Fewer maintenance concerns

Maintenance was part of the decision too. WordPress maintenance was not a huge problem for me, but it was still something I had to think about. Core updates, plugin updates, theme updates, security patches, compatibility issues, and occasional plugin conflicts are all part of running a WordPress site. None of that is unusual, and much of it can be managed well. But it still adds background noise.

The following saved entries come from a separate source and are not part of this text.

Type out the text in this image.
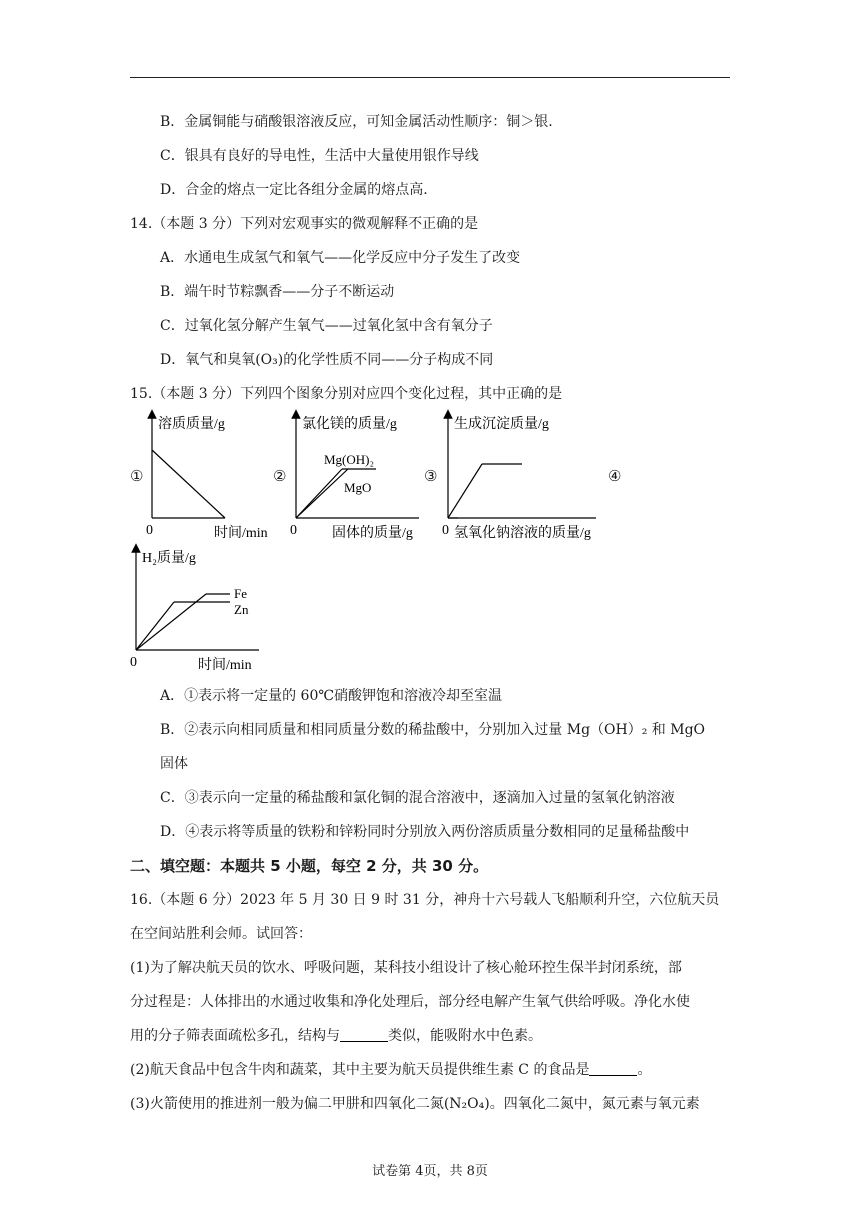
B．金属铜能与硝酸银溶液反应，可知金属活动性顺序：铜＞银.
C．银具有良好的导电性，生活中大量使用银作导线
D．合金的熔点一定比各组分金属的熔点高.
14.（本题 3 分）下列对宏观事实的微观解释不正确的是
A．水通电生成氢气和氧气——化学反应中分子发生了改变
B．端午时节粽飘香——分子不断运动
C．过氧化氢分解产生氧气——过氧化氢中含有氧分子
D．氧气和臭氧(O₃)的化学性质不同——分子构成不同
15.（本题 3 分）下列四个图象分别对应四个变化过程，其中正确的是
①	②	③	④
溶质质量/g
0	时间/min
氯化镁的质量/g
Mg(OH)₂
MgO
0	固体的质量/g
生成沉淀质量/g
0 氢氧化钠溶液的质量/g
H₂质量/g
Fe
Zn
0	时间/min
A．①表示将一定量的 60℃硝酸钾饱和溶液冷却至室温
B．②表示向相同质量和相同质量分数的稀盐酸中，分别加入过量 Mg（OH）₂ 和 MgO
固体
C．③表示向一定量的稀盐酸和氯化铜的混合溶液中，逐滴加入过量的氢氧化钠溶液
D．④表示将等质量的铁粉和锌粉同时分别放入两份溶质质量分数相同的足量稀盐酸中
二、填空题：本题共 5 小题，每空 2 分，共 30 分。
16.（本题 6 分）2023 年 5 月 30 日 9 时 31 分，神舟十六号载人飞船顺利升空，六位航天员
在空间站胜利会师。试回答：
(1)为了解决航天员的饮水、呼吸问题，某科技小组设计了核心舱环控生保半封闭系统，部
分过程是：人体排出的水通过收集和净化处理后，部分经电解产生氧气供给呼吸。净化水使
用的分子筛表面疏松多孔，结构与	类似，能吸附水中色素。
(2)航天食品中包含牛肉和蔬菜，其中主要为航天员提供维生素 C 的食品是	。
(3)火箭使用的推进剂一般为偏二甲肼和四氧化二氮(N₂O₄)。四氧化二氮中，氮元素与氧元素
试卷第 4页，共 8页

I wanted fewer moving parts. With SvelteKit and Sanity, the maintenance model feels simpler for my needs. There are still dependencies, updates, and things that can break. But the overall stack feels easier for me to understand and maintain because there is less hidden behavior coming from plugins or theme systems.

The JavaScript ecosystem fits how I work

Another reason is that I enjoy working in the modern JavaScript ecosystem. SvelteKit gives me access to a workflow I like: component-based development, modern build tools, TypeScript support, flexible rendering options, and easy integration with other frontend tools. PHP and WordPress are not bad. They are proven and widely used. But the part of web development I enjoy most right now is happening in the JavaScript ecosystem, especially around modern frontend frameworks, content APIs, server-side rendering, and static generation.

SvelteKit fits naturally into that world.

AI-assisted development has improved

One thing that used to make newer frameworks harder to adopt was tooling support, including AI support. Older, more established stacks usually had more examples, more documentation, and more training data behind them. That meant AI tools were often better at helping with WordPress, PHP, React, or other larger ecosystems than they were with newer or less common frameworks. That has changed a lot.

Recent models are much better with Svelte and SvelteKit, including Svelte 5. That makes a real difference. I can move faster, debug issues more easily, and get useful help without constantly correcting outdated syntax or patterns. AI is not a replacement for understanding the framework, but it does make working in newer stacks feel smoother than it did a few years ago.

Sanity covers the CMS side

The main thing WordPress gives you, beyond the website itself, is the editing experience. I still need that. I do not want every content update to require editing code. That is where Sanity comes in.

Sanity gives me structured content, a customizable editing environment, and an API-first approach that works well with SvelteKit. I can model content the way I want and keep the frontend separate from the CMS. It has its own tradeoffs. It is not WordPress, and it does not try to be. But for my site, it gives me the content workflow I need without tying the frontend to a traditional WordPress theme or plugin ecosystem.

WordPress is not the problem

I do not think everyone should leave WordPress. For many people, WordPress is still the right tool. If you need a familiar admin interface, a large plugin ecosystem, easy publishing workflows, lots of available themes, or a site that non-developers can manage without touching code, WordPress is hard to beat. The issue is not that WordPress is bad. The issue is that it is built to serve a very broad range of needs.

That breadth comes with baggage. WordPress has to maintain backward compatibility. It has to support a huge plugin and theme ecosystem. It has to work for beginners, agencies, publishers, businesses, developers, and non-technical users. That flexibility is powerful, but I no longer need all of it.

Why SvelteKit works better for me

SvelteKit feels cleaner for the way I like to build. I prefer working with components, routes, structured content, and a frontend that I fully control. I like being able to decide exactly how the site is assembled and what gets sent to the browser. I like having the CMS separate from the presentation layer. A setup that feels more direct.

WordPress is still excellent. But for my own site, SvelteKit with Sanity feels lighter, more flexible, and better aligned with how I want to work.